Ich sehe das anders: Natürlich benötigt man Techniken, das sind in unserem Falle vor allem Schauspiel- und Bühnentechniken. Improvisation hingegen ist kein Regelset: Es geht vielmehr darum, die inneren Schranken und Blockierungen zu überwinden und den Geist des freien Spiels freizusetzen. Das bedarf einer offenen und subtilen Geisteshaltung. Die in der Improvisation gelehrten “Regeln” (Akzeptieren, Zuhören, Beteiligung usw.) sind eher Hilfestellungen, um diese Freiheit zu erreichen.
Um diese These zu prüfen möge man sich an talentierte Anfänger erinnern, die zwar stellenweise etwas grobschlächtig oder ungelenk spielen, die aber eine Freiheit ausstrahlen, die einen einfach mitreißt.

Akzeptieren

Akzeptieren können wir einerseits als Technik begreifen, andererseits aber auch als grundlegendes Prinzip der Improvisation.
Johnstone beschreibt vor allem den technischen Aspekt: Indem wir vor allem auf Sinn-Gehalte eingehen, treiben wir die Geschichte voran. Wir verlassen uns psychologisch auf den Strom der Gedanken und Ideen, der durch uns fließt, ohne an einer einzelnen Idee festzuhalten.
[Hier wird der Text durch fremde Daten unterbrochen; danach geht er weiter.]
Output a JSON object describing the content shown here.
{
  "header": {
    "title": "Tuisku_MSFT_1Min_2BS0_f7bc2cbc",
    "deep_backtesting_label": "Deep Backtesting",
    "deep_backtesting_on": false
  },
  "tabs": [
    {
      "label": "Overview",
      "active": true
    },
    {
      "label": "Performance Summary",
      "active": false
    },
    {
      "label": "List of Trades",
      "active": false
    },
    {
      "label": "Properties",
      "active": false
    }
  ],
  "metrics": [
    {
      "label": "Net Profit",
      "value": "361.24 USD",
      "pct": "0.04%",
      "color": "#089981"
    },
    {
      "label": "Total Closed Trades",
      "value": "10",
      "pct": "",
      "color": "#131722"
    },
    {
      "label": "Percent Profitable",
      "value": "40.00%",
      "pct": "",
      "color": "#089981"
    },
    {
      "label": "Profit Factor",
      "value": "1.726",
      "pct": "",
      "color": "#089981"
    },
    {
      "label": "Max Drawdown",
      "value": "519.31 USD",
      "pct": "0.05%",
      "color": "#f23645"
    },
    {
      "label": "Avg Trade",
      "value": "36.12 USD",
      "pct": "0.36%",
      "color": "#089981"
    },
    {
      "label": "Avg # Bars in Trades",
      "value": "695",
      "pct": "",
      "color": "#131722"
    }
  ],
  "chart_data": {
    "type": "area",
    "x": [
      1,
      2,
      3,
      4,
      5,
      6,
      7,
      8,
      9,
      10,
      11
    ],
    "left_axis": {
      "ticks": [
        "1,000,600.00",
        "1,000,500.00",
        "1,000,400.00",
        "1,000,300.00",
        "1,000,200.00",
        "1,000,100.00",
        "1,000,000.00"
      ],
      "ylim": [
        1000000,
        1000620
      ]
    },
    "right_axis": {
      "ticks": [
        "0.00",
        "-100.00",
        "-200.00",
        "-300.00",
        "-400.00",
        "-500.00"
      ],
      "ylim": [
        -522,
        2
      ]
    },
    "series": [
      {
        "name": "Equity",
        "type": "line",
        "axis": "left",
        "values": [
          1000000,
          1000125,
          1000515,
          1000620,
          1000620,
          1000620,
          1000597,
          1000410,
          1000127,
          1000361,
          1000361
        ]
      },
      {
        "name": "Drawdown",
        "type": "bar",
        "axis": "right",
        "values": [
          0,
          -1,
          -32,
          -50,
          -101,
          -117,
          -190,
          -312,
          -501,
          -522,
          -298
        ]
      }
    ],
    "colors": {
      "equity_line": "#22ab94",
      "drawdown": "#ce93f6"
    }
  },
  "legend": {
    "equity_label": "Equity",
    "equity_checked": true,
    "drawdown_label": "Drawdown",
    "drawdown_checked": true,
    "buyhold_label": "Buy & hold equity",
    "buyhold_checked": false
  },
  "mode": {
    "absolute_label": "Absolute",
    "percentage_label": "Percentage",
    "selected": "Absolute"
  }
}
Dies betrifft nicht nur die Improvisation mit Partner, sondern auch die Solo-Improvisation, z.B. beim Musizieren oder Schreiben.
Wenn wir Improvisation von einer Ebene darüber betrachten, geht es um Akzeptieren des Spiels. Das heißt, ich muss zunächst erkennen, worin das Spiel liegt. Beispielsweise hat Johnstone das Spiel “Beide blockieren” erfunden, welches recht unterhaltsam sein kann, wenn die Spieler das Spiel akzeptieren und sich entsprechend einbringen. Akzeptieren als Prinzip verlangt einen weiten Blick, ein Gespür für Spiele (i.S.v. “Game”) aller Art. Liegt ein verbales Spiel in der Luft, eine emotionale Achterbahn oder ein langer Erzählbogen.
Um Akzeptieren als Prinzip in uns aufzunehmen, brauchen wir Offenheit und ein Gefühl für Muster. Um Akzeptieren als Technik zu verinnerlichen, müssen wir uns von unserer Angst lösen.

Schaffens-Blockaden

Sowohl zu wenig als auch zu viel Auseinandersetzung mit der Materie kann zu Blockaden führen.
Zu wenig? Man muss im Schreibfluss bleiben, um den Geist wachzuhalten, das Schaffen nicht abreißen zu lassen usw. Man muss die Spielroutine am Laufen halten, um nicht zu erlahmen. Zu viel? Wenn ich wieder und wieder an der selben Stelle arbeite, verliert meine Arbeit ihre Effizienz und ihre Frische. “La siesta, mindfully employed and gainfully enjoyed, can be a powerful instrument of spiritual awakening. Perhaps the most radical sociopolitical invention oft the past four thousand years was the sabbath.” (Stephen Nachmaovitch: Free Play. Improvisation in Life and Art
Gerade für uns Freischaffende ist es so schwierig, sich wirklich freie Tage zu reservieren, an denen man nicht mit Schreiben, Organisieren usw. beschäftigt ist, sondern bewusst (und ohne schlechtem Gewissen!) ruht. Wenn man es aber tut, dann ist der Schaffensdrang danach um so größer.